We’re in the middle of cutting cable. I was just about to phone Rogers to cut it off when Wayfare panics: “Wait, we’re on an old grandfathered plan! Look how much more we’d have to pay if we change our minds!” The cheapest plan I can find in Toronto is about $65/mo now; one smaller company looks to have a cheaper offering in the 40’s, but requires bundling other services to even get the TV package. The fact that it’s a bigger rip-off today than 10 years ago + 5% regular, unending price increases does not make me want to stay around more, though. The antenna’s hooked up, the media centre has a live feed to Netflix, and this is finally happening (years too late, IMHO).

@Potato: Ha ha!

@Echo: You could always buy an antennae at Walmart, see what you get with it, and return it if it isn’t enough to be worth it. I’m sure you can do this in small-town Alberta.

There are some newer options as well.
IPTV in Canada:
vmedia.com
zazeen.com

The equivalent of cable or satellite but over an internet connection. Unfortunately the CRTC forces you to use a vmedia or zazeen connection if you want their TV. You can’t stay with your existing internet service provider and just get TV from vmedia or zazeen.

I don’t use either vmedia or zazeen. I do have internet service provided by a third party (Teksavvy) over our Bell phone line (DSL). It is much less expensive than Bell. For comments and reviews about vmedia or zazeen checkout http://www.dslreports.com.

@Echo You can go to tvfool.com and it’ll give you an idea of what you can pick up over the air.

(this blog should include dates on comments/articles)

If you want to confirm that over the air/antennae is available, go grab a cheap antennae and plug it in, see what you get. That’s really the best way to tell. Then go to tvfool to get a direction and point it in that direction. Your phone/ipad probably has a compass app you can use to point it. And you have to make sure that the tv is set properly for the inputs.

If you do this, expect to be amazed at the quality. HD over the air is better than HD over cable/satellite. And it’s free of course.

We cut the cable a year ago, haven’t looked back. I couldn’t imagine being programmed to watch specific shows when the network decides I should watch it. Youtube, netflix, antenna, and the occassional movie rental is all the TV we need.

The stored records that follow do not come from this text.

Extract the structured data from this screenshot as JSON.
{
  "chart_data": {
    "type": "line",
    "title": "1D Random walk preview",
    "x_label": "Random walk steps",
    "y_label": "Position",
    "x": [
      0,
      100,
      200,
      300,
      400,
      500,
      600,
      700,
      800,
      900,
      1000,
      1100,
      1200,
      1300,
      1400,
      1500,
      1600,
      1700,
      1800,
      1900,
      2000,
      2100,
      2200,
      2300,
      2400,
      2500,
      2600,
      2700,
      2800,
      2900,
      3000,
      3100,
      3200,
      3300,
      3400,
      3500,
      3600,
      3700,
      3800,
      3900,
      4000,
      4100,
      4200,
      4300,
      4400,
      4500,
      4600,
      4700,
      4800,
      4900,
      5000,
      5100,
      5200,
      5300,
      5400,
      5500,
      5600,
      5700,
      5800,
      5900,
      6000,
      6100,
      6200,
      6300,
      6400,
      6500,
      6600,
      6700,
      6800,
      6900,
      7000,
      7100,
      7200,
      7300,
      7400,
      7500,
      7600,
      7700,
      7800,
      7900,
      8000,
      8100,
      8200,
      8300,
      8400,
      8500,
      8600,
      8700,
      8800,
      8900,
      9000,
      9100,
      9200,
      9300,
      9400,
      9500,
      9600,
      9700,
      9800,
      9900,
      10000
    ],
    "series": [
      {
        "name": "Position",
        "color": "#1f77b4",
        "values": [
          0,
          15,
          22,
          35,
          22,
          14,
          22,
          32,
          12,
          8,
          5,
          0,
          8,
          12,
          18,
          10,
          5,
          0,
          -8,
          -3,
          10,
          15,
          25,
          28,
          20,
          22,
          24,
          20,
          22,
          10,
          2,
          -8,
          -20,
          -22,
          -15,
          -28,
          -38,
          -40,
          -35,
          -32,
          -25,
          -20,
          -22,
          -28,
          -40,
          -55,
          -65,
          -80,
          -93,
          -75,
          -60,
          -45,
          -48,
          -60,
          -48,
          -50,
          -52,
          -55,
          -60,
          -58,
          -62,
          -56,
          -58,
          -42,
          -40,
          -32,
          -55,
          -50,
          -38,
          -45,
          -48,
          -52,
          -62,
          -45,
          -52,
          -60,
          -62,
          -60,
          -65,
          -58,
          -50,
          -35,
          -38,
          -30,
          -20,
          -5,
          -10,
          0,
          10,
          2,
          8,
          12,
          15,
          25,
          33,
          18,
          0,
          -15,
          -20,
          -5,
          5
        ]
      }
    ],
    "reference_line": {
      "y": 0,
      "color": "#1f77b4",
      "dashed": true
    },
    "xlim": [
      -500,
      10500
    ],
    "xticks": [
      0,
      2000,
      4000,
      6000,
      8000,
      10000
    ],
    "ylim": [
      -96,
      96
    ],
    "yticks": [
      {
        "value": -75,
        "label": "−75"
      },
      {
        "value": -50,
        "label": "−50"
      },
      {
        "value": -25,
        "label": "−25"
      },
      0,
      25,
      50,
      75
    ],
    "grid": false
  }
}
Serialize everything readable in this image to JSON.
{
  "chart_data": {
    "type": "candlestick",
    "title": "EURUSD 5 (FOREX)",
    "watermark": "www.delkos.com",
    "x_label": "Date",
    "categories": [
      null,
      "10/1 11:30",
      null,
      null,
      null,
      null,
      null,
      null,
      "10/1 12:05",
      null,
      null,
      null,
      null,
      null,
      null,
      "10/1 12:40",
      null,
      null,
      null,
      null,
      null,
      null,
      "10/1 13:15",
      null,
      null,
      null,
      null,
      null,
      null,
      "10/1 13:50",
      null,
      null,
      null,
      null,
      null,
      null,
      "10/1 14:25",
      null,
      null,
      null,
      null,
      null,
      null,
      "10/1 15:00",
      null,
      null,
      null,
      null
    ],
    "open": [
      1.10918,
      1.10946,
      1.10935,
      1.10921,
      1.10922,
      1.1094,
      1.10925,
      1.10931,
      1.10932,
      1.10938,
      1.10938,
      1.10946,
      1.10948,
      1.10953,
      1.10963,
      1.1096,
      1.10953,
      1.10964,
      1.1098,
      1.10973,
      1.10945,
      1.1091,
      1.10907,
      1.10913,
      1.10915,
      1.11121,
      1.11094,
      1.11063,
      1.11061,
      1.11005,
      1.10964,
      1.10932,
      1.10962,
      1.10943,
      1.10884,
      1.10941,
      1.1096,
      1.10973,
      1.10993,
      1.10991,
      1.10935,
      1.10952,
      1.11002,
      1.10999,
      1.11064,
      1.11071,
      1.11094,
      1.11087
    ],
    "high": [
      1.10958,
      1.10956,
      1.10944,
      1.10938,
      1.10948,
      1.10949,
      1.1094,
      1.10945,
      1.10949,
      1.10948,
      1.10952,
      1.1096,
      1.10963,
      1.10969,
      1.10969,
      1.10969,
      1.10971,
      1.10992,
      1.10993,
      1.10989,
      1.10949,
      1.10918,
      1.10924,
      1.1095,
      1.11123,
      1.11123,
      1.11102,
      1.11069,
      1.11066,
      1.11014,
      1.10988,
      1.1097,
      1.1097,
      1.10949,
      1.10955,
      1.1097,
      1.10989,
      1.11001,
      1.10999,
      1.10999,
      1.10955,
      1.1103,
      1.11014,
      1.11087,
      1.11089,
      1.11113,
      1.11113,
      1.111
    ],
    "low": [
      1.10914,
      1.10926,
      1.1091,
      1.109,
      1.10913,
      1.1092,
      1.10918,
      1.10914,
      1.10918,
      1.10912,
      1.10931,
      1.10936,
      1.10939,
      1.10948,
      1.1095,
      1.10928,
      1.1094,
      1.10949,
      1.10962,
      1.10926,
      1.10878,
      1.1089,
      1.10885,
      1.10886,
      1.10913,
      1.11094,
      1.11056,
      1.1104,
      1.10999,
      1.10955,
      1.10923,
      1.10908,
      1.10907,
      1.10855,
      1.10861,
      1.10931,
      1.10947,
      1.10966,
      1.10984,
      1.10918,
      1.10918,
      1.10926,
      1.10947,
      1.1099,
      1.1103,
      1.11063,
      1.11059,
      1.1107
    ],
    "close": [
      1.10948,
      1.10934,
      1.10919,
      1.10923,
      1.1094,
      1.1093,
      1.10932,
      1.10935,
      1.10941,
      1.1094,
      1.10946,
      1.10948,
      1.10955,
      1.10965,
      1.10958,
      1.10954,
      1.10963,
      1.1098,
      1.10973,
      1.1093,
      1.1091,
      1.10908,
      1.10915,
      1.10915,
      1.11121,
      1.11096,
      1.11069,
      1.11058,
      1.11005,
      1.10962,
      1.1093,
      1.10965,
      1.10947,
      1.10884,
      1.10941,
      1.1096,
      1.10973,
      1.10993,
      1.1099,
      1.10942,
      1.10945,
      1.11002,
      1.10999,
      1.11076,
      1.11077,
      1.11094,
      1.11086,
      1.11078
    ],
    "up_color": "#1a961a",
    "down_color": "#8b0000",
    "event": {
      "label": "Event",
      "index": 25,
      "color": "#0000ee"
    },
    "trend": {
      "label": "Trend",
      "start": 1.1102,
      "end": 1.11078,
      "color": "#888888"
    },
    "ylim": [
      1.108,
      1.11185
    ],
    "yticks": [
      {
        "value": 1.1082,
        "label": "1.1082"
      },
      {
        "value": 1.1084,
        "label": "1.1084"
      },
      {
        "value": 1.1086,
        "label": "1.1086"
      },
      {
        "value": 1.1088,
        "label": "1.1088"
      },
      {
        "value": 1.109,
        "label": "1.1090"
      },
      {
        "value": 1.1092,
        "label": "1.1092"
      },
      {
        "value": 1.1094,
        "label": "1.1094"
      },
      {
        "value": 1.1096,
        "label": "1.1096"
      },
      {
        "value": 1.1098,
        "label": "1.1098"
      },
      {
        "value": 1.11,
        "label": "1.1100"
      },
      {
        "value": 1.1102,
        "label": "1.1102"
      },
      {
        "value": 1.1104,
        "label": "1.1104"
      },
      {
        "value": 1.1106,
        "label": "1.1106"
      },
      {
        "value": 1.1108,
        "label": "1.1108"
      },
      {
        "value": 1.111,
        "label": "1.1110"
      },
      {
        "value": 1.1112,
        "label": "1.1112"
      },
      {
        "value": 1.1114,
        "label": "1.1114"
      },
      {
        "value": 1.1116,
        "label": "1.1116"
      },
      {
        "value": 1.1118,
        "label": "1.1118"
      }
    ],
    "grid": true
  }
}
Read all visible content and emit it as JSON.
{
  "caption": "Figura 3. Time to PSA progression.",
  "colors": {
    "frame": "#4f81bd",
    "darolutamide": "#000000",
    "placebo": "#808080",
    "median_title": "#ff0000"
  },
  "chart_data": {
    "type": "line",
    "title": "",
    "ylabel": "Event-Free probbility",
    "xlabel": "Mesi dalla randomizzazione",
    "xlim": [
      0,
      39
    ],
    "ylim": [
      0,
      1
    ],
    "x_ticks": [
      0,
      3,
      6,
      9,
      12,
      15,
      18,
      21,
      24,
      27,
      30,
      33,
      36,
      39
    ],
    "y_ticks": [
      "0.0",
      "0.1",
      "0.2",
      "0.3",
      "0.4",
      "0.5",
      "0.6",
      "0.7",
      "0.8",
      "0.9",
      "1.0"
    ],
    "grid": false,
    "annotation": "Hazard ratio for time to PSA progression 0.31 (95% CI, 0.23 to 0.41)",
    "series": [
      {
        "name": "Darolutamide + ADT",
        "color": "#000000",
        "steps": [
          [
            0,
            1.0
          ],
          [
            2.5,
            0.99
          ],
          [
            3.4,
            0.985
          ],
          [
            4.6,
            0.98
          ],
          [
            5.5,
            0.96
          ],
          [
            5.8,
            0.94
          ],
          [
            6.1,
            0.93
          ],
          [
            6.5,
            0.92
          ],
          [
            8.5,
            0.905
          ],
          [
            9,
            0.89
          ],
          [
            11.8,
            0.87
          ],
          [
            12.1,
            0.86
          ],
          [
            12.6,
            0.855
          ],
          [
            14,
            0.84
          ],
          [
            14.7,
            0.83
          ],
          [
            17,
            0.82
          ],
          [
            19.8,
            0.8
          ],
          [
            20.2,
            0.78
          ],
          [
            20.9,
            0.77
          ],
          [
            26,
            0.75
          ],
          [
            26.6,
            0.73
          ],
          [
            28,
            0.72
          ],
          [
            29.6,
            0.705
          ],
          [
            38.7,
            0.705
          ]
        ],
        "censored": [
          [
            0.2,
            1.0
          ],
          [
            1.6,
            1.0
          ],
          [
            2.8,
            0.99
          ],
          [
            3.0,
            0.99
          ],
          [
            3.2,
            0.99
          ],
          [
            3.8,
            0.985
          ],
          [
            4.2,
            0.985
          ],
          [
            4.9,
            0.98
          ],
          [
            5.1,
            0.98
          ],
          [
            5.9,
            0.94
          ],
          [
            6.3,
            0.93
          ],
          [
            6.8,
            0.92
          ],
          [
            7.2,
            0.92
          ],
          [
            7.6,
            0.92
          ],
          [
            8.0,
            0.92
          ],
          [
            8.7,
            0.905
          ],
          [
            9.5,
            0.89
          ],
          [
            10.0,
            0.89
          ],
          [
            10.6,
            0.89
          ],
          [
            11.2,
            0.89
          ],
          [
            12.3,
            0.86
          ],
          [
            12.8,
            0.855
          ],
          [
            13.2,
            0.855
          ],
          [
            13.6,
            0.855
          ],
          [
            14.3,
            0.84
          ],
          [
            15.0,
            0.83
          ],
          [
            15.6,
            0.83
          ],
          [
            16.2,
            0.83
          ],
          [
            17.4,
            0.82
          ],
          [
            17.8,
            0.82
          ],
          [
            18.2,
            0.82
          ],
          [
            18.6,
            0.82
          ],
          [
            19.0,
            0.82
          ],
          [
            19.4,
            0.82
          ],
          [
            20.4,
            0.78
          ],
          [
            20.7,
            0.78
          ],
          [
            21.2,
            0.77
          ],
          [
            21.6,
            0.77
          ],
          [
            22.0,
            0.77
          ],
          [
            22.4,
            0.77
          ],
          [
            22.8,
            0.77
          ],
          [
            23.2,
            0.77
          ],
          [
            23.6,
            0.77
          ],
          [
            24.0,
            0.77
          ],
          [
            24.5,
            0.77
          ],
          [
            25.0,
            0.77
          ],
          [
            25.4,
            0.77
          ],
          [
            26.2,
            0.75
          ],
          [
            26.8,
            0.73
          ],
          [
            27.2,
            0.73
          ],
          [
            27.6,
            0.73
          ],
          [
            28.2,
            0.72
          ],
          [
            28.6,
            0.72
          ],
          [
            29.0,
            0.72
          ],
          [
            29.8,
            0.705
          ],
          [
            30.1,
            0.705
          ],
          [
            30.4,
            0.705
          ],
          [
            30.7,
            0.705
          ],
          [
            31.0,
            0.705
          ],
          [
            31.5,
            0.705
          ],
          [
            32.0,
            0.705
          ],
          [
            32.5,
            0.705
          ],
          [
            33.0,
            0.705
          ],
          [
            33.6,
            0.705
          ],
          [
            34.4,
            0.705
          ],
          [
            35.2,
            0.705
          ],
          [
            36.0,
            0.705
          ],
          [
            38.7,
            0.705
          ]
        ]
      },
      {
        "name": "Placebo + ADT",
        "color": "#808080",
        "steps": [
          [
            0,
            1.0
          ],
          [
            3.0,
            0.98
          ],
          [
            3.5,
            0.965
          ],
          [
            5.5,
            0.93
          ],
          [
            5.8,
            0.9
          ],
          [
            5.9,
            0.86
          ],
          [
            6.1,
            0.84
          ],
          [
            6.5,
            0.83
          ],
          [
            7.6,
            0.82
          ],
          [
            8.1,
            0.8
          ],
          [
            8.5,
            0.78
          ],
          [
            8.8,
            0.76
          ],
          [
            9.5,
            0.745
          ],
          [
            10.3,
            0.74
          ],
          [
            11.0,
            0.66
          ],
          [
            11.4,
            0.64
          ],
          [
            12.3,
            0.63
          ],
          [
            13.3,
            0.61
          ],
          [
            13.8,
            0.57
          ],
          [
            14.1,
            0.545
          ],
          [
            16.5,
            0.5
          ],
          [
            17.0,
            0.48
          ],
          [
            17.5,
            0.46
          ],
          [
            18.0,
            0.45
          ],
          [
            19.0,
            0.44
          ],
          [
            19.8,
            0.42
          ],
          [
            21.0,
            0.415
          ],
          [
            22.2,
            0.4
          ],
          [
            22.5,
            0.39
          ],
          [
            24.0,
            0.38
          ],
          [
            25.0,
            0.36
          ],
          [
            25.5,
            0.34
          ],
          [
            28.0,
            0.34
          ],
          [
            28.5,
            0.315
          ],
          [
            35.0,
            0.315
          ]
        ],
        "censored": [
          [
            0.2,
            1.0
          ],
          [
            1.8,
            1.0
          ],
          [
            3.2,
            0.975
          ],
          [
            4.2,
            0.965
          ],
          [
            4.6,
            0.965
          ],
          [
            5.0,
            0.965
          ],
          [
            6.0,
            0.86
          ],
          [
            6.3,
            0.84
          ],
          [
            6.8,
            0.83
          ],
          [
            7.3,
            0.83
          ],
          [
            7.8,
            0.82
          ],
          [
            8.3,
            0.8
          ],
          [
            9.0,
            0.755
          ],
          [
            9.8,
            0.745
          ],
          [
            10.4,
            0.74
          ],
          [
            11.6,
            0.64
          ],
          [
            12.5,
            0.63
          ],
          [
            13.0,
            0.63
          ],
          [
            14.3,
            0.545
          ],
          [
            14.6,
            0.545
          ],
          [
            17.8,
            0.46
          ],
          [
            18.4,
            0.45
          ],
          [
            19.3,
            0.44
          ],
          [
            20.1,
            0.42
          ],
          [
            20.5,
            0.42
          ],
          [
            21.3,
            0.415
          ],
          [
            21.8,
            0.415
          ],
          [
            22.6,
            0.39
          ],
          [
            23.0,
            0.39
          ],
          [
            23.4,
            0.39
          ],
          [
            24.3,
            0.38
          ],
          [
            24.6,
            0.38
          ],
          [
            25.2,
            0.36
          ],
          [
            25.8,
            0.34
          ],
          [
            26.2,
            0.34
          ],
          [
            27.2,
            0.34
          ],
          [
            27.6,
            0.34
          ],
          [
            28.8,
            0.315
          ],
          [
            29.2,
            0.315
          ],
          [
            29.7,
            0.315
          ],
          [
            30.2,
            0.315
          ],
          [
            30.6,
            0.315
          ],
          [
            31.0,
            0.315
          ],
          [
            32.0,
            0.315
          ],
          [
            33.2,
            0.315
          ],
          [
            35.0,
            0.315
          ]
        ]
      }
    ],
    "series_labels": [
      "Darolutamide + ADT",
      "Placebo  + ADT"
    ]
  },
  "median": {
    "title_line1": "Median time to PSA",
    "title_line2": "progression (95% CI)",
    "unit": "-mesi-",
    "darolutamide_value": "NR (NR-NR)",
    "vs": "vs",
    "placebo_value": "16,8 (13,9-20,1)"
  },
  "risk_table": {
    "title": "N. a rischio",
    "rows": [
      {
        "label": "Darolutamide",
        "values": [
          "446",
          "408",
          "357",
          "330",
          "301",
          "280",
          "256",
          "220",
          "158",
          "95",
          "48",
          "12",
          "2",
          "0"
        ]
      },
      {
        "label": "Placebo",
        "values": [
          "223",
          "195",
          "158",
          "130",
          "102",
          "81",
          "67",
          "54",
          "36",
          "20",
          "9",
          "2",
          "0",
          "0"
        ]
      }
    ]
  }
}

This cutting the cable crap is all bs right now unless you are a bloody cheap bastard who doesn’t care about your time, aggrivation or picture quality. I bought into the crap last year and got one of the boxes and got an unlimited high speed connection. Found out you have to click through the bloody menus waiting minutes just to change one channel usually if the stream is even working, while you wait for each bloody click to see if the next stream is working. Same thing with movies you click and click and click and click then wait and wait and wait and wait to see if any are working, then if you ever find one that works the quality is crap, and even if you have high speed blistering internet connection is makes NO DIFFERENCE WHATSOEVER because remember it is the SERVER speed that matters NOT your provider’s speed, and trust me ALL the pirated hosts trinkle their speed so you sit there trying to watch an hd movie and having to wait sometimes 5 minutes before you can watch 30 second bits, then the screen freezes and you have to wait another few minutes for your next 30 seconds. Movies that stream ok are NOT 1080p or even 720p they are just lower than vhs level stuff really.

People have no idea how convenient being able to click instantly through channels is, it really is worth the money to pay for it, then whenever you want a movie go to a download torrent site and get the whole movie downloaded first then put it to your tv, just forget those idiotic streaming boxes you will NOT be happy, I GUARANTEE IT.

As for those antennas giving hd tv, forget those too unless you can live with MAYBE 1-2 channels tops, unless you live with your window with a direct open view to one of the towers. I was in a condo where I only had north and east view and only got maybe 2 channels and they fuzzed out on a regular basis as well, I always had to go out and move the idiotic antennae around until I could pick up a channel again. I was on the 6th floor too, can’t imagine what someone in a house would be trying to do with a less clear view to tower than I had being above all the surrounding houses for 10km.